A. Famili, C. Tomlinson and A. Otto
A2 Labs, LLC, Virginia, United States
Keywords: Passive Radar; Spaceborne Illumination; Stealth Detection; Early Threat Warning; Space Domain Awareness; AI/ML Signal Processing; Real-Time 3D Tracking
We develop TRIPWIRE (Tracking and Reconnaissance via Spaceborne Illumination for Passive Wide-area Intrusion-Responsive Enforcement), a novel passive radar architecture that leverages spaceborne illuminators and forward-scatter techniques to deliver cost-effective, stealthy, and scalable detection across the entire air and near-space domain.
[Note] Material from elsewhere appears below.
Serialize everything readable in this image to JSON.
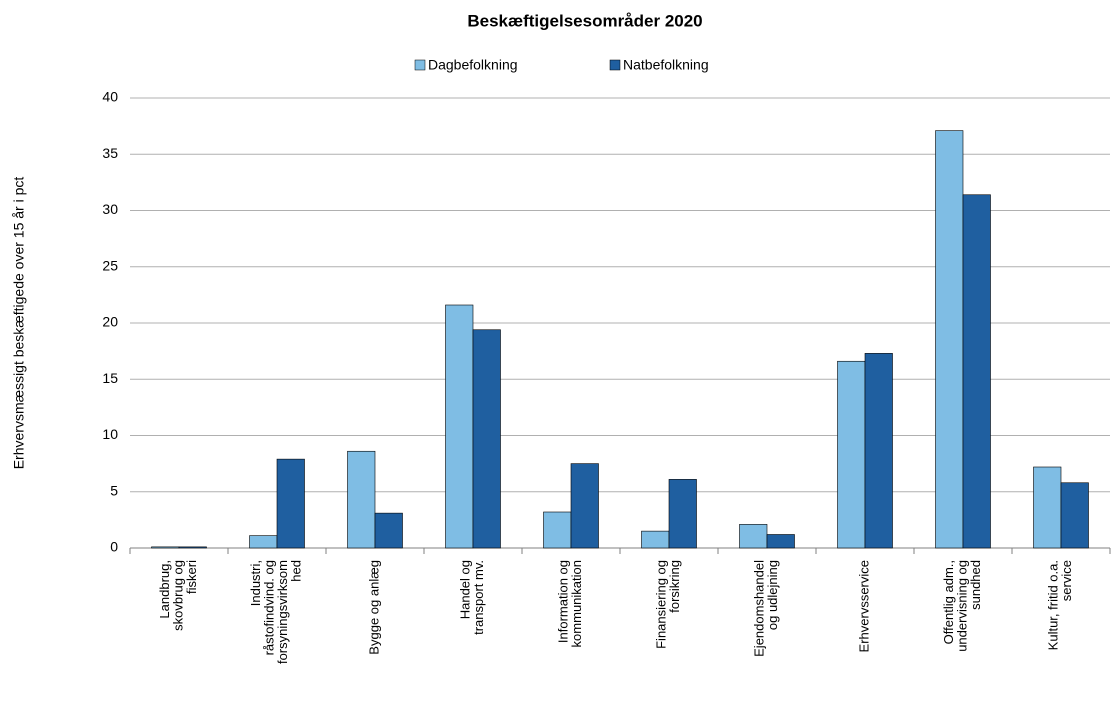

Unlike traditional active radar, TRIPWIRE requires no transmissions, making the system undetectable to adversaries while consuming minimal power. By exploiting commercial satellite constellations (e.g., Starlink) as illuminators of opportunity, our approach enables detection of any object between low Earth orbit (LEO) at ~550 km altitude and the ground, covering drones, fighter aircraft, ballistic and hypersonic missiles, and other stealth or anti-radar platforms that evade backscatter-based radars. Our proof-of-concept system integrates a programmable Kymeta phased-array antenna with a USRP X310 software-defined radio to lock onto satellite beacons and measure signal perturbations caused by airborne objects. We have experimentally demonstrated real-time detection of small commercial drones through amplitude dips and Doppler shifts, while theoretical analysis confirms even greater sensitivity for high-altitude and high-velocity threats. Ongoing developments include AI/ML-powered decision algorithms, fuzzy detection to minimize false alarms, and multi-receiver trilateration for 3D localization. Future extensions deploy receivers in LEO, using MEO satellites as illuminators, enabling coverage above LEO for space domain awareness.